The center closed in 1994, and since then, vandals have trashed the buildings. "Ceiling tiles are all over the ground, and keyboards [and the like] have been thrown through windows and walls," Dixon said.
The center rests on 170 acres of property co-owned by Oklahoma State University and the State of Oklahoma. Last year, city leaders discussed rezoning the area for industrial use.
Dixon hooked up with the guys who founded Abandoned Oklahoma, the popular website compendium of some of the most intriguing rundown properties in the state (abandonedok.com).
The two founders of Abandoned Oklahoma are Justin Tyler Moore and Cody Cooper.
Dixon noticed he'd explored seven locations that hadn't been added to the site, yet, he said, so they combined their resources to enhance the site.
Dixon fell in love with urban exploring as a teenager. "It was just me being curious," he said. One night he went out with some friends to an old milk factory. "There was still old ice cream and expense reports...That's where it comes in for me, to see what's left."
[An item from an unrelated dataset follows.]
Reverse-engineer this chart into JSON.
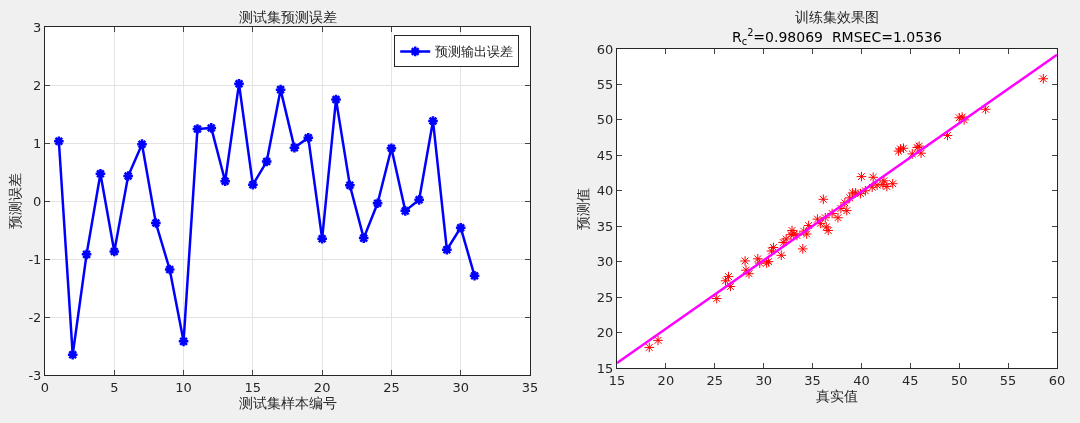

"It's crazy what people leave behind," he said. For instance, in an old abandoned school he found, "It looked like they were just going to come back and go to school the next day. There was food still in the cafeteria and things in the teacher's lounge.
Urban exploring, for Dixon, is about "documenting the past. Someday, [old buildings] will be demolished," he said. "It appeals to the nosy historian in me."
The young history-hacker said he wants to become an architect. "I want to do preservation work, and renew old buildings. That's my ideal job," Dixon said.